86 views Asked by At

I've observed that my Kubernetes pods appear to be running simultaneously in two different namespaces (airflow and scheduler). The processes in these pods have numerous similarities, especially in their logs, age, and number of restarts.
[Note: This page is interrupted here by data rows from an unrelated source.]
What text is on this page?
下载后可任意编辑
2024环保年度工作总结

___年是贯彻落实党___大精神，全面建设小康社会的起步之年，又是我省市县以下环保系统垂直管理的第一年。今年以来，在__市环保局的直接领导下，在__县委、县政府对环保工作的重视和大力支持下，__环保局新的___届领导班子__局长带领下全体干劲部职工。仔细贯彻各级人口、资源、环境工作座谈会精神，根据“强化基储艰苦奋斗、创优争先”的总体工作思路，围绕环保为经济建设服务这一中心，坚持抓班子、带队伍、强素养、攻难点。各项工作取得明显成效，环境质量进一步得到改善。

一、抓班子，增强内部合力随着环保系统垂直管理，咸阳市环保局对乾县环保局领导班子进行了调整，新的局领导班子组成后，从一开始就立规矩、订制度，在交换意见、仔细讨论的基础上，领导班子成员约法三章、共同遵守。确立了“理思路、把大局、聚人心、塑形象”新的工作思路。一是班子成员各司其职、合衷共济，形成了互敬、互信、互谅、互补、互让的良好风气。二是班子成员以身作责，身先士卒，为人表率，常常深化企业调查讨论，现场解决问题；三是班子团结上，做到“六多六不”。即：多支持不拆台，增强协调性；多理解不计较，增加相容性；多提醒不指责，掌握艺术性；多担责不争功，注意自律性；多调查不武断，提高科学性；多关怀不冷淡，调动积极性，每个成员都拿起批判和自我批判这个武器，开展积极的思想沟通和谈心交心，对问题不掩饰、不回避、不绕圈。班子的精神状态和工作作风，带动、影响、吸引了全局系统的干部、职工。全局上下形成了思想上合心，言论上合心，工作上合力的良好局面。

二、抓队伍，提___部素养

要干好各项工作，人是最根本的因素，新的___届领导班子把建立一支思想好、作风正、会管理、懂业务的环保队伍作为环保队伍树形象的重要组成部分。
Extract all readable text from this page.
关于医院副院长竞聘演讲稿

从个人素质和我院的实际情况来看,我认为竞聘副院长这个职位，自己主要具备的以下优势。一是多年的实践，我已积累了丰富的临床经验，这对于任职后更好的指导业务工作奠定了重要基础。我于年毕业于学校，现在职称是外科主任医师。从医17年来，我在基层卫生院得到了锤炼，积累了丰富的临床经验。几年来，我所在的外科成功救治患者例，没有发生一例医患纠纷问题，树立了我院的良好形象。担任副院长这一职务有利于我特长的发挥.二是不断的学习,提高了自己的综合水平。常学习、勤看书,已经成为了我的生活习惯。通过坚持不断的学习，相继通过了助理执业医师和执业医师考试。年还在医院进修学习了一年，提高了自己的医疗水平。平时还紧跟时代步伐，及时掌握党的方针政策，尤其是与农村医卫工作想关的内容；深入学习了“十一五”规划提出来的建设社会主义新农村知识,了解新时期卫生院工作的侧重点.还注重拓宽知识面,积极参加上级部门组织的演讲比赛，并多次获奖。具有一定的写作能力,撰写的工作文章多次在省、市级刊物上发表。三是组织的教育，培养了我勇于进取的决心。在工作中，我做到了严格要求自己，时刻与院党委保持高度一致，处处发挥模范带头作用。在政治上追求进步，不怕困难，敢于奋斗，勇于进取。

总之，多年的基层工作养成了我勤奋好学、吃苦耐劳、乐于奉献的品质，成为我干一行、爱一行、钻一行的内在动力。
However, there are minor discrepancies in the logs, which make me believe they are running twice:

Discrepancies such as slightly different timestamps

# Logs from the 'airflow' namespace
➜  ~ kubectl logs skills-extraction-5l07iznv -n airflow
...
2023-10-16 14:23:14,120| [INFO] Entries that do not match language [en]: 2 of 237

# Logs from the 'scheduler' namespace
➜  ~ kubectl logs da-boards-pipeline-skills-extraction-task-87jnihxn -n scheduler
...
[2023-10-16T14:23:14.122+0000] {pod_manager.py:418} INFO - [base] 2023-10-16 14:23:14,120| [INFO] Entries that do not match language [en]: 2 of 237

Below is a sample of the Airflow code that gets deployed in Kubernetes:

# [Airflow code snippet]
...
from datetime import datetime, timedelta

from airflow.models import DAG
from airflow.providers.cncf.kubernetes.operators.pod import KubernetesPodOperator
from config import default_args, IMAGE_SCHEDULER_IMAGES

# DAG configuration
DAG_ID = "boards_pipeline"
DAG_DESCRIPTION = "[DA Team] Field identification and extraction"
DAG_IMAGE_PRE_DEDUPLICATION_TAG = "scheduler__da_data_deduplication__latest"

RESOURCES = {
    # ... 
    'medium': client.V1ResourceRequirements(
        requests={"cpu": "2000m", "memory": "2Gi"},
        limits={"cpu": "2000m", "memory": "2Gi"}
    ),
}

pod_args = {
    'namespace': "airflow",
    'service_account_name': "airflow",
    'image_pull_secrets': [k8s.V1LocalObjectReference("docker-registry")],
    'env_vars': {
        "EXECUTION_DATE": "{{ execution_date }}",
    },
    'in_cluster': True,
    'get_logs': True,
    'on_finish_action': 'delete_succeeded_pod',
    'trigger_rule': 'always',
}

on_demand_pod_args = {
    **pod_args,
    'node_selector': {"abcd.com/tenant": "scheduler"},
    'tolerations': [k8s.V1Toleration(key="abcd.com/tenant", operator="Equal", value="scheduler")],
    'on_finish_action': 'delete_pod',
}

with DAG(
        DAG_ID,
        default_args=default_args,
        start_date=datetime(2021, 5, 11),
        schedule_interval="30 0 * * *",
        max_active_runs=10,
        max_active_tasks=14,
        catchup=False,
        description=DAG_DESCRIPTION,
        tags=["Data-analytics", "boards", "Pipeline"],
) as dag:
    pre_deduplication = KubernetesPodOperator(
        cmds=["python3", "run_deduplication.py", "--item", "boards"],
        name="deduplication",
        task_id="deduplication-task",
        max_active_tis_per_dag=1,  
        image=IMAGE_SCHEDULER_IMAGES.format(DAG_IMAGE=DAG_IMAGE_PRE_DEDUPLICATION_TAG),
        container_resources=RESOURCES['medium'],
        **on_demand_pod_args
    )

    pre_deduplication

Given the above, I have a few questions:

  1. Is it possible that the DAG is being triggered twice, leading to the creation of pods in both namespaces?
  2. How can I ensure that the DAG runs only once and in the intended namespace?
  3. Are there any configurations or settings in Airflow or Kubernetes that I might be overlooking which could cause this behavior?

Any insights or suggestions would be greatly appreciated!

0

There are 0 answers